Perhaps her sudden interest in death and illness was her body trying to tell her something: around the same time, she began to notice changes in her mental state. She suddenly had trouble with numbers and remembering dates, occasionally showing up to events on the wrong day. Long emails became more difficult for her to read. Finally, after not being able to read a plane ticket or understand where she was, Megan decided to go see a doctor.
She waited. The tests came back without clear results. Using verbal and spatial tests, her doctors were able to map the changed behavior and place the damage within her frontal and temporal lobes, but “it’s not something that can be seen on a scan.” While Megan does not have an official diagnosis, her symptoms are similar to someone who has dementia, so she finds community in dementia and Alzheimer’s groups, both online and in-person.
In 2015, Megan went on medical leave from her work at CSPH to focus on her brain. By then, she was very involved in her volunteer work as at a local hospice. Despite close daily reminders of her own mortality, she found that volunteering to care for the dying “was a way to try to give back and not just take up space.”
She spent three years working with doctors to try and find an answer, but by the beginning of 2017, she decided she couldn’t work with them anymore. “If I [kept] going down this road,” she says with a sigh, “I might not [have survived] it. Just continuously going and looking for an answer just became exhausting.”
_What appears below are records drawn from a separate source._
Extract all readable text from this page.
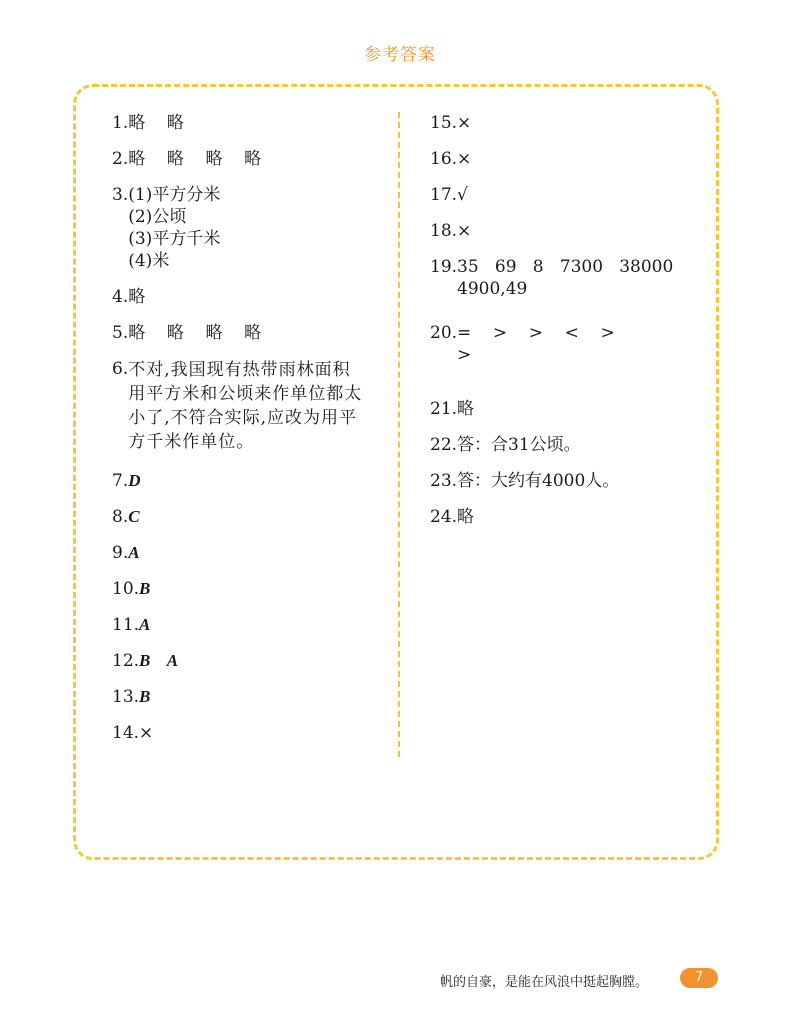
参考答案
1. 略    略
2. 略    略    略    略
3. (1)平方分米
(2)公顷
(3)平方千米
(4)米
4. 略
5. 略    略    略    略
6. 不对,我国现有热带雨林面积用平方米和公顷来作单位都太小了,不符合实际,应改为用平方千米作单位。
7. D
8. C
9. A
10. B
11. A
12. B    A
13. B
14. ×
15. ×
16. ×
17. √
18. ×
19. 35   69   8   7300   38000
4900,49
20. =    >    >    <    >
>
21. 略
22. 答：合31公顷。
23. 答：大约有4000人。
24. 略
帆的自豪，是能在风浪中挺起胸膛。	7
“[My partner and I] went through a long period where we would be like, #braindamage…”
Despite the fact that she still doesn’t know exactly what’s wrong with her, Megan tries to treat her illness with humor. “[My partner and I] went through a long period where we would be like, #braindamage,” Megan laughs. “I think it’s important just to name what it is. This is happening. Let’s not ignore it.” It’s the mentality that got her into sex education, the mentality that once got her through a sexual assault, and the mentality that she hopes will get her through her illness: never let facts be hidden, just because they might be uncomfortable.
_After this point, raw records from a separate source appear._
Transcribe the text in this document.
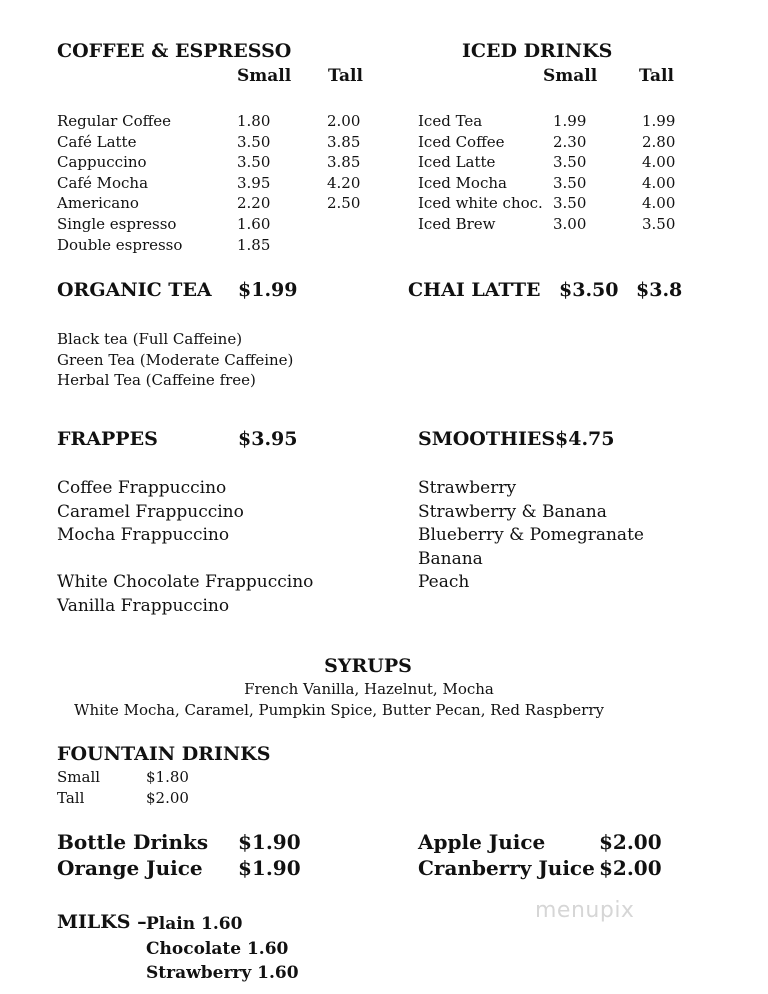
COFFEE & ESPRESSO
Small Tall
Regular Coffee	1.80	2.00
Café Latte	3.50	3.85
Cappuccino	3.50	3.85
Café Mocha	3.95	4.20
Americano	2.20	2.50
Single espresso	1.60
Double espresso	1.85
ICED DRINKS
Small Tall
Iced Tea	1.99	1.99
Iced Coffee	2.30	2.80
Iced Latte	3.50	4.00
Iced Mocha	3.50	4.00
Iced white choc. 3.50	4.00
Iced Brew	3.00	3.50
ORGANIC TEA $1.99	CHAI LATTE $3.50 $3.8
Black tea (Full Caffeine)
Green Tea (Moderate Caffeine)
Herbal Tea (Caffeine free)
FRAPPES	$3.95
Coffee Frappuccino
Caramel Frappuccino
Mocha Frappuccino
White Chocolate Frappuccino
Vanilla Frappuccino
SMOOTHIES $4.75
Strawberry
Strawberry & Banana
Blueberry & Pomegranate
Banana
Peach
SYRUPS
French Vanilla, Hazelnut, Mocha
White Mocha, Caramel, Pumpkin Spice, Butter Pecan, Red Raspberry
FOUNTAIN DRINKS
Small	$1.80
Tall	$2.00
Bottle Drinks $1.90
Orange Juice $1.90
Apple Juice	$2.00
Cranberry Juice $2.00
menupix
MILKS – Plain 1.60
Chocolate 1.60
Strawberry 1.60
With her brain damage worsened, and on perpetual leave from the medical world, Megan now aspires to be an end-of-life doula. It’s a role with a surprising intersection with sexuality: as people get closer to death, they begin to lose many of their inhibitions about sex, especially if they have brain damage.
“A lot of times within the literature, [experts will] talk about hypersexuality,” she says. After being in the [dementia and Alzheimer’s] communities I don’t think that this is hypersexuality. I think that the social appropriate filters disappear and we’re actually just seeing what people are thinking.”
Even though Megan has to some extent cloistered herself off from sex education, she plays a vital role within her new communities, talking about sex openly, just, as she has always done in the past.
The problem with both death and sex, says Megan, is that people don’t view them as parts of their lives, but taboos that need to be shied away from. It reinforces stigmas about two of the most natural things in the world, everyday parts of our lives that should be examined and embraced.
That’s why, when she dies, Megan wants to give everyone at her funeral a sex toy, “with the caveat that they have to put it somewhere obscure in their living room so when guests come over…maybe they will see it out of the corner of their eye.” If the guest mentions it, she hopes her friends and loved ones will say: that’s in honor of Megan. She had a real knack for getting people to talk about uncomfortable things.